Ó velho oceano, a tua forma harmoniosamente esférica, que alegra a face grave da geometria, por demais me lembra os olhos pequeninos do homem, semelhantes aos do javali, de tão pequenos, e aos dos pássaros noturnos pela perfeição circular do contorno. No entanto, em todos os séculos o homem se julgou belo. Por mim, creio antes que o homem só por amor-próprio acredita na sua beleza, mas que não é belo de verdade, e o suspeita; se não, porque olha ele com tanto desprezo o rosto do semelhante? Eu te saúdo, velho oceano!

Ó velho oceano, tu és símbolo da identidade: sempre igual a ti próprio. Não varias de um modo essencial, e se algures as tuas vagas são furiosas, mais adiante, em qualquer outra zona, ei-las na mais completa calma. Tu não és como o homem, que pára na rua para ver dois buldogues morderem-se pelo pescoço, mas que não pára quando um enterro passa; que de manhã está acessível, e de mau humor à tarde; que hoje ri e amanhã chora. Eu te saúdo, velho oceano!

Ó velho oceano, em nada é impossível que no teu seio ocultes futuras utilidades para o homem. Já lhe deste a baleia. Não deixas facilmente que os olhos ávidos das ciências naturais adivinhem os mil segredos da tua íntima organização: tu és modesto. Vangloria-se o homem sem cessar, e de minúcias. Eu te saúdo, velho oceano!

Ó velho oceano, as espécies diversas de peixes que alimentas não juraram entre si fraternidade. Cada espécie vive a sua vida. Os temperamentos e conformações que variam de uma para outra explicam satisfatoriamente o que a princípio parece anomalia. O mesmo se passa com o homem, que não possui tais motivos de desculpa. Seja um bocado de terra ocupado por trinta milhões de seres humanos, e logo se julgarão obrigados a não se meterem na vida dos vizinhos, também esse fixos como raízes no bocado de terra contíguo.

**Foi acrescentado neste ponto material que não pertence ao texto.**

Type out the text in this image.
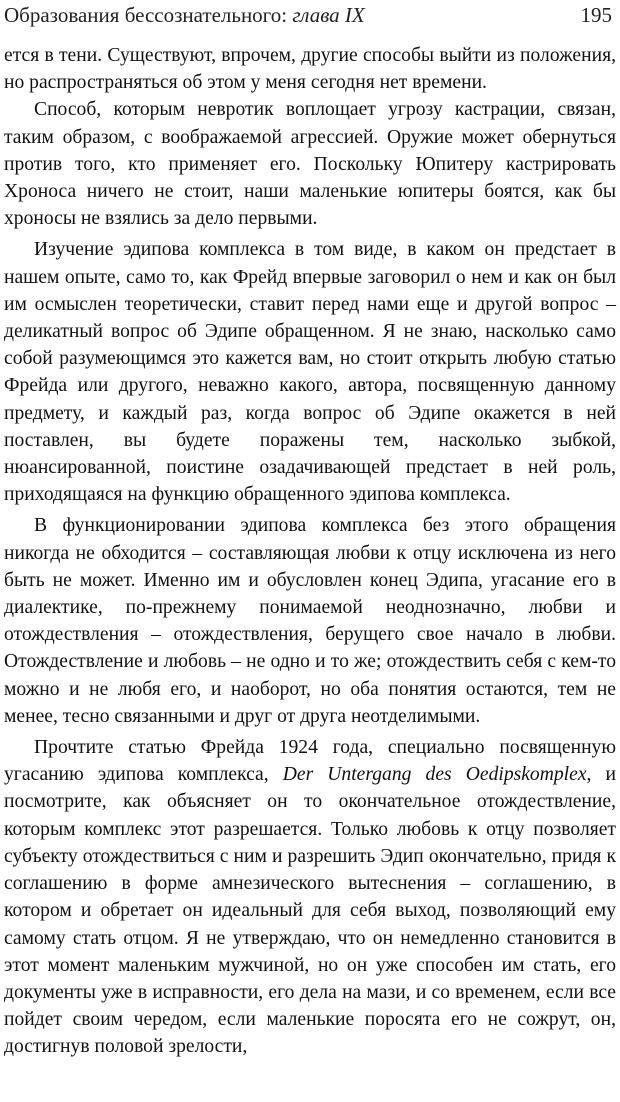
Образования бессознательного: глава IX	195

ется в тени. Существуют, впрочем, другие способы выйти из положения, но распространяться об этом у меня сегодня нет времени.

Способ, которым невротик воплощает угрозу кастрации, связан, таким образом, с воображаемой агрессией. Оружие может обернуться против того, кто применяет его. Поскольку Юпитеру кастрировать Хроноса ничего не стоит, наши маленькие юпитеры боятся, как бы хроносы не взялись за дело первыми.

Изучение эдипова комплекса в том виде, в каком он предстает в нашем опыте, само то, как Фрейд впервые заговорил о нем и как он был им осмыслен теоретически, ставит перед нами еще и другой вопрос – деликатный вопрос об Эдипе обращенном. Я не знаю, насколько само собой разумеющимся это кажется вам, но стоит открыть любую статью Фрейда или другого, неважно какого, автора, посвященную данному предмету, и каждый раз, когда вопрос об Эдипе окажется в ней поставлен, вы будете поражены тем, насколько зыбкой, нюансированной, поистине озадачивающей предстает в ней роль, приходящаяся на функцию обращенного эдипова комплекса.

В функционировании эдипова комплекса без этого обращения никогда не обходится – составляющая любви к отцу исключена из него быть не может. Именно им и обусловлен конец Эдипа, угасание его в диалектике, по-прежнему понимаемой неоднозначно, любви и отождествления – отождествления, берущего свое начало в любви. Отождествление и любовь – не одно и то же; отождествить себя с кем-то можно и не любя его, и наоборот, но оба понятия остаются, тем не менее, тесно связанными и друг от друга неотделимыми.

Прочтите статью Фрейда 1924 года, специально посвященную угасанию эдипова комплекса, Der Untergang des Oedipskomplex, и посмотрите, как объясняет он то окончательное отождествление, которым комплекс этот разрешается. Только любовь к отцу позволяет субъекту отождествиться с ним и разрешить Эдип окончательно, придя к соглашению в форме амнезического вытеснения – соглашению, в котором и обретает он идеальный для себя выход, позволяющий ему самому стать отцом. Я не утверждаю, что он немедленно становится в этот момент маленьким мужчиной, но он уже способен им стать, его документы уже в исправности, его дела на мази, и со временем, если все пойдет своим чередом, если маленькие поросята его не сожрут, он, достигнув половой зрелости,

Descendo do grande para o pequeno, cada homem vive como um selvagem no seu covil, e raramente sai para visitar o semelhante, também ele agachado num covil. A grande família universal dos humanos é uma utopia digna da mais medíocre lógica. Além disso, do espetáculo dos teus úberes fecundos deduz-se a noção de ingratidão; logo pensamos em numerosos pais, tão ingratos com o Criador que abandonam o fruto da sua união miserável. Eu te saúdo, velho oceano!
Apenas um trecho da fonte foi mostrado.